Bruno Retailleau, président du groupe Les Républicains au Sénat, veut interdire les listes “communautaristes” aux élections

Création : 24 novembre 2019
Dernière modification : 20 juin 2022

Auteur : Romain Rambaud, professeur de droit, Université de Grenoble

Source : Proposition de loi, 8 novembre 2019

Bruno Retailleau veut interdire les listes “communautaristes” aux élections par sa proposition de loi. Sauf que sa proposition de loi ne résout pas ce qu’il considère – à tort ou à raison – un problème. Elle crée une interdiction à la fois trop vague, trop large et disproportionnée, qui serait assurément censurée par le Conseil constitutionnel.

Depuis des semaines, des voix s’élèvent pour demander l’interdiction des listes « communautaristes » pour les élections municipales. Cette polémique fait suite aux résultats de la liste Une Europe au service des peuples de l’Union des démocrates musulmans français (UDMF) aux élections européennes. Si celle-ci ne fit au niveau national qu’un résultat très faible (0,13 % des suffrages), elle obtint des scores autour de 5% dans certaines communes.
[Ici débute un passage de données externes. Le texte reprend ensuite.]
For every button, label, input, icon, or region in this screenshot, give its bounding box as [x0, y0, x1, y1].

Or, l’UDMF présentera des listes dans une cinquantaine de communes en mars 2020.

Après que Xavier Bertrand a demandé une modification de la Constitution, le sénateur Bruno Retailleau a déposé une proposition de loi tendant à assurer le respect des valeurs de la République face aux menaces communautaristes le 8 novembre 2019. Celle-ci vise à lutter contre les listes électorales qui contreviendraient « aux principes de la souveraineté nationale, de la démocratie ou de la laïcité en soutenant les revendications d’une section du peuple fondées sur l’origine ethnique ou l’appartenance religieuse ». Il s’agit pour Bruno Retailleau:

  • d’encadrer les titres (intitulés) que peuvent se donner les listes
  • d’interdire de tenir des propos ou de distribuer des écrits répondant à la définition précitée dans des lieux publics
  • de donner au préfet le pouvoir de faire retirer les affiches et autres documents
  • de donner au préfet la faculté de demander au juge d’exclure des candidats et des listes
  • d’empêcher que l’aide publique puisse être versée à ces partis
  • d’imposer aux élus locaux le respect de l’obligation de neutralité religieuse, ce qui n’est pas le cas aujourd’hui : un élu peut parfaitement se présenter en tenue religieuse au Parlement ou dans une assemblée locale telle qu’un conseil régional.

Si la question de la lutte contre le communautarisme est bien réelle, ce texte soulève des difficultés juridiques non négligeables. Il serait même sans précédent, dans la mesure où il n’existe en droit électoral aucune restriction à la liberté de candidature fondée sur des critères d’opinion. Dans ce cas-ci, il y a toutes les raisons de croire que cette proposition de loi est inconstitutionnelle car elle limite trop fortement la liberté d’expression. Or la liberté d’expression fait l’objet d’une protection renforcée par le juge constitutionnel en matière électorale : toute restriction doit être particulièrement justifiée et proportionnée à l’objectif qui est poursuivi.

De ce point de vue, le texte proposé par Bruno Retailleau ne répond pas aux exigences du Conseil constitutionnel : les motifs justifiant l’interdiction sont soit inefficaces (aucune liste ne soutiendrait officiellement la remise en cause de la souveraineté nationale), soit trop larges (la référence à la démocratie vise en réalité, d’après l’exposé des motifs, le principe d’égalité entre hommes et femmes), soit peu pertinents (si la laïcité impose la neutralité de l’État, elle n’empêche pas l’expression religieuse de candidats à des élections). Il en résulte que cette loi serait considérée comme entravant trop la liberté d’expression, faute de définir de façon suffisamment précise les hypothèses visées par l’interdiction. Pour le dire autrement, l’interdiction est trop vague, ce qui crée une insécurité juridique pour le citoyen. Ce texte pose aussi un problème de proportionnalité, dans la mesure où les interdictions sont absolues et que les pouvoirs donnés à l’administration semblent très excessifs. En somme, le Conseil constitutionnel censurerait une telle loi.

Reste un vrai problème : il n’existe pas dans notre Constitution de fondement permettant de lutter contre le communautarisme. Le Président de la République a affirmé lors du Congrès de l’Association des maires de France qu’il ne serait pas légiféré sur ce point. Il est en effet préférable de mieux appréhender la question sur le plan politique, avant de se lancer dans des aventures hasardeuses sur le plan du droit.